Beverages rank high as one of the most competitive and constantly changing type enterprises in the industrial world. A competitive nature business, producers and distributors are driven by consumer demand, technology innovation, demographic configurations and regulatory constraint challenges to sustain competitiveness. They also must cope with myriad changes that will determine success or failure.
With constant changes and competition, the financial aspect raises significant questions:
- What items are involved?
- Why are they needed?
- What will be the cost?
- How do you generate a practical, realistic plan for anticipated capital expenditures?
From an operations perspective, a basic approach contains two phases when dealing with capital expenditures in the beverage warehouse:
- Create a budget that categorizes and covers all parts of the supply chain from processing through distribution.
- Establish sources of capital to execute the planned budget.
Let’s take a look at this approach and the phases.
Capital budgets should contain those items that can be capitalized and depreciated over time. Depending on specific type facilities and accounting systems, the number and name of each category should be patterned for specific facilities because all beverage plants are not the same.
For example, some categories on the financial planning sheet could be facilities, processing machinery and equipment, material handling equipment, marketing, vehicles, sales equipment, administration and other groupings relative to a peculiar plant.
It also is prudent to assign a budget compiler who is capable of assessing and understanding the needs throughout the supply chain departments. Using a capital budget compiler helps to expedite the process and enables each department to properly and accurately assess needs and costs.
Budget process timing is important in terms of pricing, availability, sources, compliance and delivery schedules. The chronological period should depend on a plant’s fiscal calendar and allow sufficient time for developing justifications for proposed expenditures as well as making arrangements for final approval and clarification of capital requirements and providers. Then it’s time for phase two.
Obtaining capital to finance a well-planned budget has alternative sources that are available to most beverage people, again, depending on the financial posture of the particular plant and whether privately owned or part of a franchise system. Regardless, it’s important to consider several options that best suit a particular operating environment and economic situation.
Let’s explore several.
Most operations have a credit line with a financial institution and use that to obtain capital for all projects. This involves time and cost for money use; however, time and interest rates play important variable roles in this source.
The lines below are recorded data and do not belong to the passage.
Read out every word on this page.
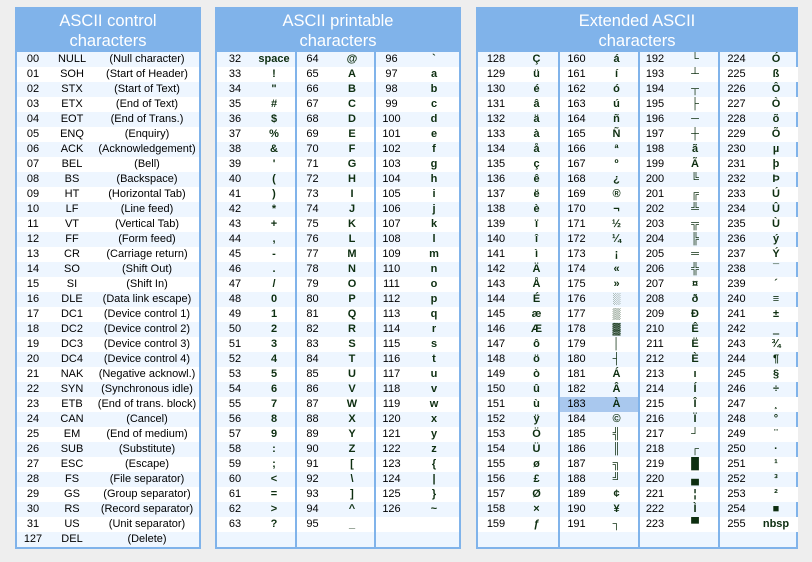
ASCII control
characters
00	NULL	(Null character)
01	SOH	(Start of Header)
02	STX	(Start of Text)
03	ETX	(End of Text)
04	EOT	(End of Trans.)
05	ENQ	(Enquiry)
06	ACK	(Acknowledgement)
07	BEL	(Bell)
08	BS	(Backspace)
09	HT	(Horizontal Tab)
10	LF	(Line feed)
11	VT	(Vertical Tab)
12	FF	(Form feed)
13	CR	(Carriage return)
14	SO	(Shift Out)
15	SI	(Shift In)
16	DLE	(Data link escape)
17	DC1	(Device control 1)
18	DC2	(Device control 2)
19	DC3	(Device control 3)
20	DC4	(Device control 4)
21	NAK	(Negative acknowl.)
22	SYN	(Synchronous idle)
23	ETB	(End of trans. block)
24	CAN	(Cancel)
25	EM	(End of medium)
26	SUB	(Substitute)
27	ESC	(Escape)
28	FS	(File separator)
29	GS	(Group separator)
30	RS	(Record separator)
31	US	(Unit separator)
127	DEL	(Delete)
ASCII printable
characters
32	space
33	!
34	"
35	#
36	$
37	%
38	&
39	'
40	(
41	)
42	*
43	+
44	,
45	-
46	.
47	/
48	0
49	1
50	2
51	3
52	4
53	5
54	6
55	7
56	8
57	9
58	:
59	;
60	<
61	=
62	>
63	?
64	@
65	A
66	B
67	C
68	D
69	E
70	F
71	G
72	H
73	I
74	J
75	K
76	L
77	M
78	N
79	O
80	P
81	Q
82	R
83	S
84	T
85	U
86	V
87	W
88	X
89	Y
90	Z
91	[
92	\
93	]
94	^
95	_
96	`
97	a
98	b
99	c
100	d
101	e
102	f
103	g
104	h
105	i
106	j
107	k
108	l
109	m
110	n
111	o
112	p
113	q
114	r
115	s
116	t
117	u
118	v
119	w
120	x
121	y
122	z
123	{
124	|
125	}
126	~
Extended ASCII
characters
128	Ç
129	ü
130	é
131	â
132	ä
133	à
134	å
135	ç
136	ê
137	ë
138	è
139	ï
140	î
141	ì
142	Ä
143	Å
144	É
145	æ
146	Æ
147	ô
148	ö
149	ò
150	û
151	ù
152	ÿ
153	Ö
154	Ü
155	ø
156	£
157	Ø
158	×
159	ƒ
160	á
161	í
162	ó
163	ú
164	ñ
165	Ñ
166	ª
167	º
168	¿
169	®
170	¬
171	½
172	¼
173	¡
174	«
175	»
176	░
177	▒
178	▓
179	│
180	┤
181	Á
182	Â
183	À
184	©
185	╣
186	║
187	╗
188	╝
189	¢
190	¥
191	┐
192	└
193	┴
194	┬
195	├
196	─
197	┼
198	ã
199	Ã
200	╚
201	╔
202	╩
203	╦
204	╠
205	═
206	╬
207	¤
208	ð
209	Ð
210	Ê
211	Ë
212	È
213	ı
214	Í
215	Î
216	Ï
217	┘
218	┌
219	█
220	▄
221	¦
222	Ì
223	▀
224	Ó
225	ß
226	Ô
227	Ò
228	õ
229	Õ
230	µ
231	þ
232	Þ
233	Ú
234	Û
235	Ù
236	ý
237	Ý
238	¯
239	´
240	≡
241	±
242	‗
243	¾
244	¶
245	§
246	÷
247	¸
248	°
249	¨
250	·
251	¹
252	³
253	²
254	■
255	nbsp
There are beverage operators that establish escrow, or saving, accounts, to accumulate money for capital projects. Many invest monies in interest-bearing accounts, which generate income that would avoid payment for money use ― a favorable option in many situations.
Another capital source can be a franchise producer who could have capital projects subsidized, in part or totally, by the franchisor with specific conditions involving a product, package or both over a set time period. This option becomes proprietary and might not always be available.
Finally, a beverage producer might be part of a large corporation that has financial policies permitting access to capital at special rates and times ― a form of subsidy.
Whatever source is used, justifications and necessity are prime factors in formulating necessary capital expenditures as well as wishes for future projects.